Unless Chinese is somehow unique among all human languages, this isn't true. Chinese would be just as intelligible if written in a phonetic script (like Pinyin) as it is when written using the characters.
Now, it would be an incredibly shocking transition for Chinese people who have already spent their entire lives writing with characters. However, after the transition to Pinyin, especially for young people who wouldn't ever learn the characters, written Chinese would still be perfectly understandable.
That being said, I don't favor replacing the characters, because the transition would be extremely difficult and because the characters are very culturally important to China. They've been in use for a good 3000 years, and people are very attached to them. Phonetic scripts are technically superior, but the cultural and practical arguments for sticking with the characters are still stronger.
I was talking about English in that paragraph:
> The same is true for written English - putting spaces between words, dividing texts into paragraphs, capitalizing them, differentiating between different pauses (a comma, period, semicolon, etc. all signifying what kind of pause something its), quotation marks, parenthesis, etc. - none of this is available in our spoken language, and we’re still able to understand it. In theory, we could get rid of them all and understand what’s being written. In practice, most people would find the result to be an incomprehensible mess.
The very next sentence you wrote was
> The same goes for Chinese.
So you were talking about both English and Chinese in that sentence.
I was talking about English in the sentence you quoted. In the next paragraph, I said that Chinese was the same as English in this regard. That's why I couldn't (and still can't) understand your comment.

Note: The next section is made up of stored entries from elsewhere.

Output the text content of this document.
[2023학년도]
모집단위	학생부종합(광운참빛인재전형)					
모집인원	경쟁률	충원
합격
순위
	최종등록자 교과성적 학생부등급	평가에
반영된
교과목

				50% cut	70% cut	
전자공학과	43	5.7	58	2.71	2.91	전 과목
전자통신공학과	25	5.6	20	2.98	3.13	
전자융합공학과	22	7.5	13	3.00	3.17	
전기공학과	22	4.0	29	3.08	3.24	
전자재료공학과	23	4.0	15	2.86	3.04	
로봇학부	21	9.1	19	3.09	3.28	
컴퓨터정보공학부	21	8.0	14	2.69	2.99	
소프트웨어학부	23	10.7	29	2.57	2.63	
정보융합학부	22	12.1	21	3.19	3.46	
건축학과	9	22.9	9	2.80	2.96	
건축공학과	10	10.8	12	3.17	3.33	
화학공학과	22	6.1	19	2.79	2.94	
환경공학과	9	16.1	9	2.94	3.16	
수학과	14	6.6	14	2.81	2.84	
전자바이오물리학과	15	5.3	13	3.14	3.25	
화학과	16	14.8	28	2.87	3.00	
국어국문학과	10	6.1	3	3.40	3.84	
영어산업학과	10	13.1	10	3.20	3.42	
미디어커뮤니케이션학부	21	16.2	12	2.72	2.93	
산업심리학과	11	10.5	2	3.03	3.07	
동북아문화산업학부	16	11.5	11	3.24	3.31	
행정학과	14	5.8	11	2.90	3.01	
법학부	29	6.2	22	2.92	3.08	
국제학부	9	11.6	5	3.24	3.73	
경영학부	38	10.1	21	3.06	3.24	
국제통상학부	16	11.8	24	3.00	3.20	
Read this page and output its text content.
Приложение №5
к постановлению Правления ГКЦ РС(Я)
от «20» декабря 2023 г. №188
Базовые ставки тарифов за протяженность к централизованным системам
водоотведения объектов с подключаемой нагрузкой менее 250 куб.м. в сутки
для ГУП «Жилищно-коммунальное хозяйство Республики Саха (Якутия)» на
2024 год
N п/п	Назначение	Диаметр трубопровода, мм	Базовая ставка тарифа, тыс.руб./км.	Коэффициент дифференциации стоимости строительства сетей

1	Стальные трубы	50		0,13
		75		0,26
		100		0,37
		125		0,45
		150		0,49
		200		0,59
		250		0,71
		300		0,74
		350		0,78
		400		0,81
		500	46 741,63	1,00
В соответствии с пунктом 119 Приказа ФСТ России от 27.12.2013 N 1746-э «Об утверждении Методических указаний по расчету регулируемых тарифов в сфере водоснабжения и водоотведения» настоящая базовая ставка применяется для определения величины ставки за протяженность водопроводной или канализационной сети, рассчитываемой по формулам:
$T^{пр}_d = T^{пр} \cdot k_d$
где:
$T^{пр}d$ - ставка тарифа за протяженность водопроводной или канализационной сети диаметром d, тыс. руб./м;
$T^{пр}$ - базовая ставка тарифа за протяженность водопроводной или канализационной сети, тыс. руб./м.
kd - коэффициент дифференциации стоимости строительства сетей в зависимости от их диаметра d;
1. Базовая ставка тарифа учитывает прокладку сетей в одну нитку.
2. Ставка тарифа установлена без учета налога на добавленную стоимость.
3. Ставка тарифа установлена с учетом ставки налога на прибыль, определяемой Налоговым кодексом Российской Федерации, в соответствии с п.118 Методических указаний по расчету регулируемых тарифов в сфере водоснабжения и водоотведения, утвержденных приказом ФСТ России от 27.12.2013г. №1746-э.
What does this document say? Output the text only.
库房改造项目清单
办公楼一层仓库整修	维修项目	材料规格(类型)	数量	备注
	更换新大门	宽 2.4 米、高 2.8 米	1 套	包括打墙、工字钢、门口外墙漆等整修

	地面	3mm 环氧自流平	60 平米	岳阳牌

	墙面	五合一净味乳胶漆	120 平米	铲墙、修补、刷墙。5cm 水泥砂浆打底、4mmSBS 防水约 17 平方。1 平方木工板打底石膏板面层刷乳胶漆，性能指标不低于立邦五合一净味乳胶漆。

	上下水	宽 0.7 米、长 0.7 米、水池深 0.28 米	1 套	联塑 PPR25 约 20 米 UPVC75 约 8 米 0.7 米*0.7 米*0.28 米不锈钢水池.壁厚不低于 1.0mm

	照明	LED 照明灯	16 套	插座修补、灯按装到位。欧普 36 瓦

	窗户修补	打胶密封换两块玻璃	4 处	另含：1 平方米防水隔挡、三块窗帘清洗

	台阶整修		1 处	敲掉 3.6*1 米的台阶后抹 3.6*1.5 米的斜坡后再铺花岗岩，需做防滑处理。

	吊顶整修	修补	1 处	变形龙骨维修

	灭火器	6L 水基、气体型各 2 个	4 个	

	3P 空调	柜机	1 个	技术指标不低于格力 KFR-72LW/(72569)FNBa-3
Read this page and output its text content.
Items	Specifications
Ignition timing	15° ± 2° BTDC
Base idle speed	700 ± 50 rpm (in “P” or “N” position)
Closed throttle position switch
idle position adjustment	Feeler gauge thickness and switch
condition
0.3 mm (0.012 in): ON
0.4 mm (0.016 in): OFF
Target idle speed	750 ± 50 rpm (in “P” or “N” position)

You're saying it isn't true that removing those parts of English would mean "most people would find the result to be an incomprehensible mess" unless Chinese is unique? Chinese has absolutely no connection to written English becoming a mess after removing those elements of written English.
Or are you objecting to the paragraph after the one you quoted, where I say the same thing that happens in English is true for Chinese? "Unless Chinese is somehow unique among all human languages, this isn't true" that Chinese would be like English? That doesn't make any sense to me unless you misread my initial comment to mean the complete opposite of what it was saying.
You very clearly wrote that Chinese would become an incomprehensible mess if written in Pinyin.
You first stated that there would be a severe loss in fidelity in switching to Pinyin. Then you gave an analogy showing how removing various non-phonetic elements of written English would make it an incomprehensible mess. Immediately after that, you said that the same applies for Chinese.
I'm objecting to your argument that Chinese would be an incomprehensible mess if written alphabetically.
> I'm objecting to your argument that Chinese would be an incomprehensible mess if written alphabetically.
That's fine, but it runs directly counter to your initial comment. If a phonetic transcription would make Chinese just as easy to understand as it is written now, it would be quite different from English, and almost every other written language, all of which include non-phonetic elements in order to facilitate reading.
Now, you're obsessing over some pretty obvious misinterpretations of what I've written, and you're ignoring the argument you yourself initially made.
> If a phonetic transcription would make Chinese just as easy to understand as it is written now, it would be quite different from English, and almost every other written language, all of which include non-phonetic elements in order to facilitate reading
Pinyin, the phonetic transcription of Standard Chinese, is written with spaces and punctuation. You're going on about something that doesn't exist.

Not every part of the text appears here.